Sergio Rubini dirige gli attori Vittoria Puccini e Riccardo Scamarcio nella pellicola Colpo d’occhio, storia di un triangolo amoroso in cui interpreta il cineasta pugliese si riserva la parte di un mefistofelico critico d’arte, Lulli. I film di Rubini ci hanno abituato a storie mai banali, con intrecci complessi e personaggi dalla psiche profonda, ben studiata. Quest’ultima pellicola non fa eccezione, raccontando di ambizioni, di amore ingenuo e di manie che credono di essere amore.
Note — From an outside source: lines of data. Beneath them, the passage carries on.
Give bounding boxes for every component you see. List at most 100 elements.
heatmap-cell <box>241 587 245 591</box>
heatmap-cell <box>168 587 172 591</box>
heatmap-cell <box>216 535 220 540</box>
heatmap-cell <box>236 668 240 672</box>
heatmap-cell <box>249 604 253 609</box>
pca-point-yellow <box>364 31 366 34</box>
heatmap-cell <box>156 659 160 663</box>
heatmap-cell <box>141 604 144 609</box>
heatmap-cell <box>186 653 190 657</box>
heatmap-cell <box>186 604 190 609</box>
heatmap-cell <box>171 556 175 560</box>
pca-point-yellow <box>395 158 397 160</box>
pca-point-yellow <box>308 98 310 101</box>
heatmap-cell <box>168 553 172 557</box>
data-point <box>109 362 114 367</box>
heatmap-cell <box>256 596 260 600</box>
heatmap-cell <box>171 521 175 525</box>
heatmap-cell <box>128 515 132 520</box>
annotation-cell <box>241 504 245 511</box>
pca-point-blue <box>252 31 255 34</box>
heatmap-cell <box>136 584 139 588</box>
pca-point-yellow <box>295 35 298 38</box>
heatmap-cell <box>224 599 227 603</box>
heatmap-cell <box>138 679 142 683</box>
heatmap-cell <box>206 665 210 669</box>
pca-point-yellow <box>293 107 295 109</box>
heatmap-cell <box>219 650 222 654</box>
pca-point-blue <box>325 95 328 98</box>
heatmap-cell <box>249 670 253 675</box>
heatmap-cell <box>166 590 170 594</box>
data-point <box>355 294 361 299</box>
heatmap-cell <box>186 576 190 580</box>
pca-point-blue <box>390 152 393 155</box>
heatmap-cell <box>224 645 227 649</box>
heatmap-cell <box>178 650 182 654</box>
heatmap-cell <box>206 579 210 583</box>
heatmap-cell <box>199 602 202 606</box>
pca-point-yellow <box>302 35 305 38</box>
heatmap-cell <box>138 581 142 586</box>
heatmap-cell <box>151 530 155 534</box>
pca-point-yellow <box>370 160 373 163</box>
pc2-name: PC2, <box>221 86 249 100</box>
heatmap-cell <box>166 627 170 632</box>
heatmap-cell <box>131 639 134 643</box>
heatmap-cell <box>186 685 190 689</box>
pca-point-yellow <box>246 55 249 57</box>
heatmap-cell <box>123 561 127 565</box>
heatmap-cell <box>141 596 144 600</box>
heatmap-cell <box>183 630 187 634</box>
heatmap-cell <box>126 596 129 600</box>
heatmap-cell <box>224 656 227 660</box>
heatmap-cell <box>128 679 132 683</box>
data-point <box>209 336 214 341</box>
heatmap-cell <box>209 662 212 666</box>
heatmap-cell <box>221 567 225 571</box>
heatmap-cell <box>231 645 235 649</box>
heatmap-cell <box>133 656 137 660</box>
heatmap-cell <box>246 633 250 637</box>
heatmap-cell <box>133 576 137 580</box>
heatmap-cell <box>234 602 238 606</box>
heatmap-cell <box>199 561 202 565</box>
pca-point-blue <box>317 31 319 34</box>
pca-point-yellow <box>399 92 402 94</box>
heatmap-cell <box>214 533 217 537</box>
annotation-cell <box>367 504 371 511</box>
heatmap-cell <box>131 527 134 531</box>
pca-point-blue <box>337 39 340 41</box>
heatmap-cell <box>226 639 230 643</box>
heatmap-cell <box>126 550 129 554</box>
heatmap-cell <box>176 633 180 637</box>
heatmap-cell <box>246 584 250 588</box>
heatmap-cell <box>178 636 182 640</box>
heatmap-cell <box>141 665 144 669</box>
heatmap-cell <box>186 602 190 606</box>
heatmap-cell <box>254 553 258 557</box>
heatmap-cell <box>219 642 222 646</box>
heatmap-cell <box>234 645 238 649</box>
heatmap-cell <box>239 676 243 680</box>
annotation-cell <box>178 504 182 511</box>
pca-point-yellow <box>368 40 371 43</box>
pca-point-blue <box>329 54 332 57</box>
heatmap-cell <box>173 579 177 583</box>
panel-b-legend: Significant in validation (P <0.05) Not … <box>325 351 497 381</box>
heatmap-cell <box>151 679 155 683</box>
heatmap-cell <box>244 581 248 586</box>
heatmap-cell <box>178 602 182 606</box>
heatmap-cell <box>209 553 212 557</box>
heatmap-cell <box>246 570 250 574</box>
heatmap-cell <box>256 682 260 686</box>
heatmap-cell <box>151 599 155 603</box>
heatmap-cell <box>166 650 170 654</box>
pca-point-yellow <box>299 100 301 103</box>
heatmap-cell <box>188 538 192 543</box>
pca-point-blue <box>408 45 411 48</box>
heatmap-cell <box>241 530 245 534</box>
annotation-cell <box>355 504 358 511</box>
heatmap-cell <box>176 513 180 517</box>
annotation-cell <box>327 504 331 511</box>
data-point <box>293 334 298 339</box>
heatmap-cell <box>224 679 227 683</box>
La storia di Colpo d’occhio gira intorno ai personaggi del prof. Lulli e dell’artista emergente Adrian Scala (Scamarcio, n.d.r.). Come giudica questi due uomini?
Io mi identifico totalmente in Adrian. Occorre fare attenzione nel giudicarlo, bisognerebbe prima identificarsi bene con lui. Molto peggio di Adrian è Lulli. Il giovane artista è drogato di successo: quando lo si ottiene per la prima volta è un po’ come vivere uno stato di grazia, un’epifania. Voler sostenere il successo è ciò che fa precipitare il personaggio di Scamarcio. Tuttavia è Lulli a nutrire il bisogno di successo di Adrian, a creare la sua dipendenza.
Ha scelto di ambientare le vicende raccontate nella cornice del mondo dell’arte, non sarà un modo per parlare indirettamente anche di quello del cinema?
La figura del critico è più determinante nel mondo dell’arte di quanto non lo sia nel cinema. In ogni caso il film è teso a raccontare soprattutto il conflitto tra due figure: quelle di Lulli e di Adrian, l’uno è la ragione, l’altro è l’istinto. Entrambi vivono in ognuno di noi, ma io ho voluto fossero due personaggi distinti. Il modo dell’arte era semplicemente più funzionale alla storia che volevo raccontare, una storia di ambizione sfrenata porta alla rovina.
Che cosa l’ha aiutata a scrivere e dirigere il film?
Credo siano molto importanti per me le letture che faccio. Per il mio film precedente, La Terra, avevo letto molto Dostoevskji, e anche in Colpo d’occhio ci sono riferimenti a quel tipo di indagine psicologica, e al contrasto tra nichilismo e resurrezione. Non c’è più spazio al risorgere, c’è davanti a noi un orizzonte cinico e nichilista.
Come vive il doppio ruolo di attore e regista?
Ultimamente mi sono riservato ruoli piccoli perchè sostenere questo doppio lavoro è molto pesante, e poi finisce sempre che mi senta l’attore meno curato, meno preparato. I produttori però mi chiedono sempre di recitare, così questa volta ho accettato. Poi quando sono sul set, magicamente trovo un equilibrio per entrambi i ruoli.
Da dove arriva l’ispirazione per questo film?
Boh! sinceramente non so nemmeno io… come ho già detto leggo molto, ma non saprei dire cosa mi fa balenare un’idea. Penso che le persone si dividano tra chi ama ascoltare e chi ama raccontare, nonostante mi piaccia la letteratura, io appartengo decisamente al secondo gruppo.
Per un certo periodo è circolata la voce di un secondo finale alternativo a quello poi scelto, come ha deciso quale usare?
In realtà… era una bufala! Non volevamo che i paparazzi e i giornalisti che giravano intorno al set svelassero il finale, quindi abbiamo deciso semplicemente di depistarli.